David was one of the first engineers to be honored with the National Institutes of Health MERIT Award (1986–97), a 10-year award given to investigators for exceptional research contributions and productivity. He also served on the Cardiology Advisory Committee of the National Heart, Lung, and Blood Institute (1987–91). The Biomedical Engineering Society awarded him the Whitaker Foundation Distinguished Lectureship in 1993. He was elected to the National Academy of Engineering in 1998 and was a fellow of the American Institute of Chemical Engineers and a founding fellow of the American Institute for Medical and Biological Engineering.
David loved life and lived it to the full. When he was in Austin at UT he met the love of his life and soulmate, Marilyn Biel; they married in 1957. They both loved sailing, particularly along the Texas Gulf Coast, and delighted in leisurely multiday excursions along the beautiful bays and channels with family, friends, and wonderful food. Magnificent sunsets provided an exceptional backdrop to the conviviality on board.
In addition to attending several America’s Cup Races, including those in New Zealand, Spain, and San Francisco, they loved international travel and learning about different cultures, and developed a special fondness for Japan. They spent sabbatical years at Cambridge University (1966–67), Imperial College London (1974–75), Tokyo Institute of Technology (1989), and University of Tsukuba (1995). In 1997 David was named eminent scientist at the Institute of Physical and Chemical Research (RIKEN) in Wako, Japan.
David was a dedicated tennis player into his 80s. His style of play could be disarming, as he would appear to be tired, and then hit a hard left-handed topspin forehand zipping past his opponent for a clean win.
David is survived by Marilyn, sons Mark William (Joyce) and Jay David (Julia), and five grandchildren. He was preceded in death by son Robert James, who died of a congenital heart defect. This family tragedy was an underlying motivation for David’s lifelong interest in cardiovascular research.
1 Leverett LB, Lynch EC, Alfrey CP, Hellums JD. 1972. Red blood cell damage by shear stress. Biophysical Journal 12:257–65.

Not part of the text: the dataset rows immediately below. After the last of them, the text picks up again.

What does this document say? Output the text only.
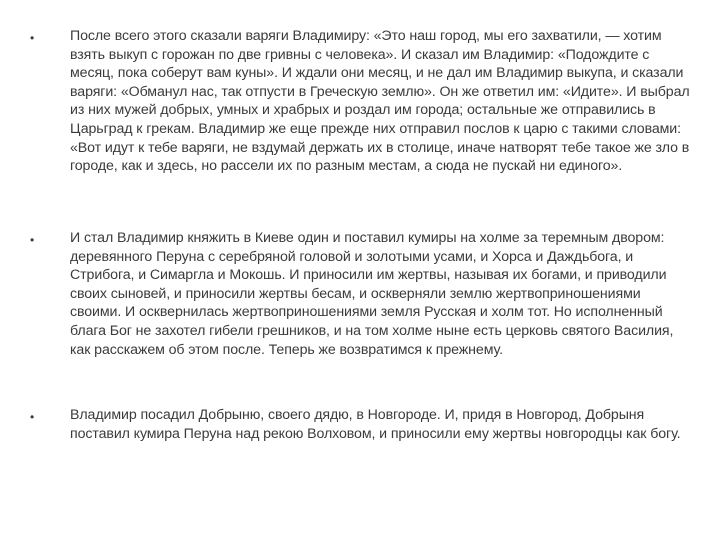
•	После всего этого сказали варяги Владимиру: «Это наш город, мы его захватили, — хотим взять выкуп с горожан по две гривны с человека». И сказал им Владимир: «Подождите с месяц, пока соберут вам куны». И ждали они месяц, и не дал им Владимир выкупа, и сказали варяги: «Обманул нас, так отпусти в Греческую землю». Он же ответил им: «Идите». И выбрал из них мужей добрых, умных и храбрых и роздал им города; остальные же отправились в Царьград к грекам. Владимир же еще прежде них отправил послов к царю с такими словами: «Вот идут к тебе варяги, не вздумай держать их в столице, иначе натворят тебе такое же зло в городе, как и здесь, но рассели их по разным местам, а сюда не пускай ни единого».

•	И стал Владимир княжить в Киеве один и поставил кумиры на холме за теремным двором: деревянного Перуна с серебряной головой и золотыми усами, и Хорса и Даждьбога, и Стрибога, и Симаргла и Мокошь. И приносили им жертвы, называя их богами, и приводили своих сыновей, и приносили жертвы бесам, и оскверняли землю жертвоприношениями своими. И осквернилась жертвоприношениями земля Русская и холм тот. Но исполненный блага Бог не захотел гибели грешников, и на том холме ныне есть церковь святого Василия, как расскажем об этом после. Теперь же возвратимся к прежнему.

•	Владимир посадил Добрыню, своего дядю, в Новгороде. И, придя в Новгород, Добрыня поставил кумира Перуна над рекою Волховом, и приносили ему жертвы новгородцы как богу.
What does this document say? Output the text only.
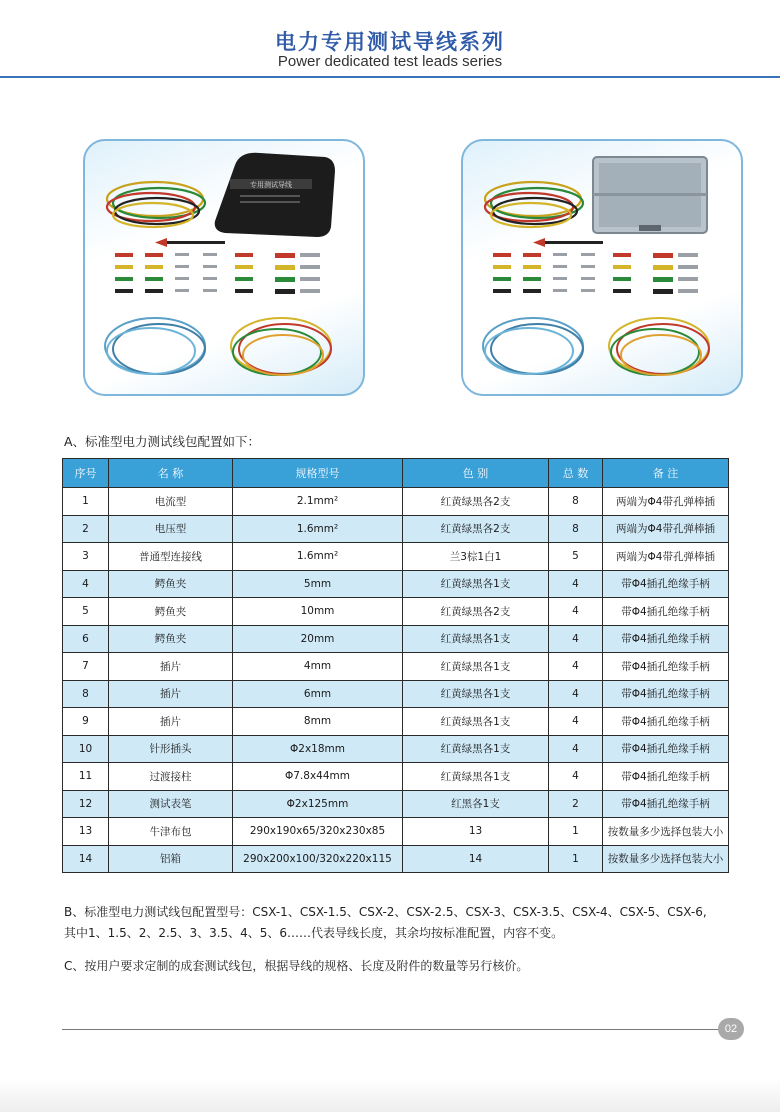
电力专用测试导线系列
Power dedicated test leads series
专用测试导线
A、标准型电力测试线包配置如下：
序号	名 称	规格型号	色 别	总 数	备 注
1	电流型	2.1mm²	红黄绿黑各2支	8	两端为Φ4带孔弹棒插
2	电压型	1.6mm²	红黄绿黑各2支	8	两端为Φ4带孔弹棒插
3	普通型连接线	1.6mm²	兰3棕1白1	5	两端为Φ4带孔弹棒插
4	鳄鱼夹	5mm	红黄绿黑各1支	4	带Φ4插孔绝缘手柄
5	鳄鱼夹	10mm	红黄绿黑各2支	4	带Φ4插孔绝缘手柄
6	鳄鱼夹	20mm	红黄绿黑各1支	4	带Φ4插孔绝缘手柄
7	插片	4mm	红黄绿黑各1支	4	带Φ4插孔绝缘手柄
8	插片	6mm	红黄绿黑各1支	4	带Φ4插孔绝缘手柄
9	插片	8mm	红黄绿黑各1支	4	带Φ4插孔绝缘手柄
10	针形插头	Φ2x18mm	红黄绿黑各1支	4	带Φ4插孔绝缘手柄
11	过渡接柱	Φ7.8x44mm	红黄绿黑各1支	4	带Φ4插孔绝缘手柄
12	测试表笔	Φ2x125mm	红黑各1支	2	带Φ4插孔绝缘手柄
13	牛津布包	290x190x65/320x230x85	13	1	按数量多少选择包装大小
14	铝箱	290x200x100/320x220x115	14	1	按数量多少选择包装大小
B、标准型电力测试线包配置型号：CSX-1、CSX-1.5、CSX-2、CSX-2.5、CSX-3、CSX-3.5、CSX-4、CSX-5、CSX-6,
其中1、1.5、2、2.5、3、3.5、4、5、6……代表导线长度，其余均按标准配置，内容不变。
C、按用户要求定制的成套测试线包，根据导线的规格、长度及附件的数量等另行核价。
02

2 Moake JL, Turner NA, Stathopolos NA, Nolasco LH, Hellums JD. 1986. Involvement of large plasma von Willebrand factor (VWF) multimers and unusually large forms derived from endothelial cells in shear stress induced platelet aggregation. Journal of Clinical Investigation 78:1456–61.
3 Hellums JD. 1977. Resistance to oxygen transport in capillaries relative to that in surrounding tissue. Microvascular Research 13:131–36.